No, unless you include a needle biopsy followed by morphometric measurements and extrapolation from there... but even in that case, pancreatic needle biopsies are not a recommended procedure for routine or even infrequent measurements, and to make matters worse, a needle biopsy will always be far less than quantitative owing to the fact that it is a hit or miss type of a thing when you are looking for something that normally constitutes only about 1-5% of the tissue mass.
Beta cell function is the only reliable parameter that you can measure.
Most of the pathophysiology of diabetes relates t functional impairment, so there a huge overlap between reduced beta cell mass with reasonably preserved function and preserved beta cell mass with profound impairment. The bariatric surgery model is an example of how apparently helpless cases of diabetes may turn into complete remission. I suggest this article:
Metabolism. 2014 Oct;63(10):1217-27. doi: 10.1016/j.metabol.2014.05.012. Epub 2014 Jun 11.

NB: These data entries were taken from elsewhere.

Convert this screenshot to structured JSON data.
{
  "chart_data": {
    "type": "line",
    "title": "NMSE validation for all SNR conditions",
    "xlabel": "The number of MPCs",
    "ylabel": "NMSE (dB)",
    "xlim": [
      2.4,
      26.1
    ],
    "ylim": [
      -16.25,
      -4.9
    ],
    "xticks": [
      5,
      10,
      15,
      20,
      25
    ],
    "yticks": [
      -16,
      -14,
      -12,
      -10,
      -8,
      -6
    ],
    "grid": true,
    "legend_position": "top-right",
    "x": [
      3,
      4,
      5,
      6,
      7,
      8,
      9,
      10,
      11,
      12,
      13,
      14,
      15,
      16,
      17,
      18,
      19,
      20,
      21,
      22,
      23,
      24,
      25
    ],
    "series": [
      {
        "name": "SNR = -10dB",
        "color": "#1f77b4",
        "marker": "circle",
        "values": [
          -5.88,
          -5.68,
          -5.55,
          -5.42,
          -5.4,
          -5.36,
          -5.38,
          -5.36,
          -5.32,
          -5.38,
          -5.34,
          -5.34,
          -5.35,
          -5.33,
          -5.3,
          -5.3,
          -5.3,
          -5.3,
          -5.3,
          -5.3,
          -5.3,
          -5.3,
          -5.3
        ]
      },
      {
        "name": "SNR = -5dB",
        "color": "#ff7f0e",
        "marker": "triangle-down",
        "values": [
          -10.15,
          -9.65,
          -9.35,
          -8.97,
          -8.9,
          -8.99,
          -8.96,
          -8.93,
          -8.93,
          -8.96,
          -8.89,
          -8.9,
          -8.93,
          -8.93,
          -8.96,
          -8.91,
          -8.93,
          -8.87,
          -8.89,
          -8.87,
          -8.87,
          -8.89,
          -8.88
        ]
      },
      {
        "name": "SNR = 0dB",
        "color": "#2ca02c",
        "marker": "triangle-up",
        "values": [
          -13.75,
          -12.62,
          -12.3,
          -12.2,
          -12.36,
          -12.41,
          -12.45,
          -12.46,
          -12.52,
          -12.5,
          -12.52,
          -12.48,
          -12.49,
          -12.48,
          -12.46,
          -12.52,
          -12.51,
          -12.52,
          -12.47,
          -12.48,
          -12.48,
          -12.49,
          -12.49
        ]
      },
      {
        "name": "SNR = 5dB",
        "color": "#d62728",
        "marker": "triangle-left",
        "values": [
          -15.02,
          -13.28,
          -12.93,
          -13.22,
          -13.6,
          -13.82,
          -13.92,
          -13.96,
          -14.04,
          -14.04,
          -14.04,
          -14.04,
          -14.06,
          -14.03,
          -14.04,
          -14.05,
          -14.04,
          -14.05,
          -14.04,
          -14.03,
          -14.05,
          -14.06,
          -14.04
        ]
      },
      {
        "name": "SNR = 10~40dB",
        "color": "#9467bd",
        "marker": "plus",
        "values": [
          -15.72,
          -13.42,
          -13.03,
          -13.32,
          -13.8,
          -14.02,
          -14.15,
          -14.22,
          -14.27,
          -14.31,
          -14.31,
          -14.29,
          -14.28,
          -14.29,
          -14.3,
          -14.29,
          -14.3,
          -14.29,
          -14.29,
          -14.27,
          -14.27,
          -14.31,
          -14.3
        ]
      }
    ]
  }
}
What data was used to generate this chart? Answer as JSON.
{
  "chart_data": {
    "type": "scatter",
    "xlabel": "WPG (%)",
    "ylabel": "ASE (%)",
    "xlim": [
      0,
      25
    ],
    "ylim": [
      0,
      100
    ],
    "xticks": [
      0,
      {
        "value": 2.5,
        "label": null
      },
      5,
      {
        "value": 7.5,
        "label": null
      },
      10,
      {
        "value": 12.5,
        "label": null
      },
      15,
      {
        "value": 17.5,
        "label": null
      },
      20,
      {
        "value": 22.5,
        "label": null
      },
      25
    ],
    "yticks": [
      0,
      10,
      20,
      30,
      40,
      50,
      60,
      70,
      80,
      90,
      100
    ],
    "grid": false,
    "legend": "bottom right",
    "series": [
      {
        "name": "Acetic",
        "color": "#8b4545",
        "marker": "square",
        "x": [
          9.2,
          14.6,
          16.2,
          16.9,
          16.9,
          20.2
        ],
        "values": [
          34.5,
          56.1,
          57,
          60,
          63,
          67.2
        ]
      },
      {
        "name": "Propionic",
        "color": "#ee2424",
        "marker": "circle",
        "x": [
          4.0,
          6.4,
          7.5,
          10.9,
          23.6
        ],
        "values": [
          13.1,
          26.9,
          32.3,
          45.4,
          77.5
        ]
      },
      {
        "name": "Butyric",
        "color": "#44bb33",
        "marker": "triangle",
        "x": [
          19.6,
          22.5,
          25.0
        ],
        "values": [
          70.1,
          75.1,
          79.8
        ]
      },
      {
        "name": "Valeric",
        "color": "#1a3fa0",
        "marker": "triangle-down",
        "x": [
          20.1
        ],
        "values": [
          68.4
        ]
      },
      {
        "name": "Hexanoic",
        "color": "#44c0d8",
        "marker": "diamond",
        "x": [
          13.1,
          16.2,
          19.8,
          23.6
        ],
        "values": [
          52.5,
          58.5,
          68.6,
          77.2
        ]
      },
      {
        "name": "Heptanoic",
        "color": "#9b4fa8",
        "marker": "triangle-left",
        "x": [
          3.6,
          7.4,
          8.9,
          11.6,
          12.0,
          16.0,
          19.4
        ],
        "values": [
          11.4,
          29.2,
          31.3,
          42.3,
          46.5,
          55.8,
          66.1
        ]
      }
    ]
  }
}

β-Cell function in type 2 diabetes.
Ferrannini E1, Mari A2.
Abstract
Different in vivo tests explore different aspects of β-cell function. Because intercorrelation of insulin secretion indices is modest, no single in vivo test allows β-cell function to be assessed with accuracy and specificity comparable to insulin sensitivity. Physiologically-based mathematical modeling is necessary to interpret insulin secretory responses in terms of relevant parameters of β-cell function. Models can be used to analyze intravenous glucose tests, but secretory responses to intravenous glucose may be paradoxical in subjects with diabetes. Use of oral glucose (or mixed meal) data may be preferable not only for simplicity but also for physiological interpretation. While the disposition index focuses on the relationship between insulin secretion and insulin resistance, secretion parameters reflecting the dynamic response to changing glucose levels over a time frame of minutes or hours--such as β-cell glucose sensitivity--are key to explain changes in glucose tolerance and are largely independent of insulin sensitivity. Pathognomonic of the β-cell defect of type 2 diabetes is a reduced glucose sensitivity, which is accompanied by normal or raised absolute insulin secretion rates--compensatory to the attendant insulin resistance--and impaired incretin-induced potentiation. As β-cell mass is frequently within the range of nondiabetic individuals, these defects are predominantly functional and potentially reversible. Any intervention, on lifestyle or with drugs, that improves glucose tolerance does so primarily through increased β-cell glucose sensitivity. So far, however, no intervention has proven unequivocally capable of modifying the natural course of β-cell dysfunction.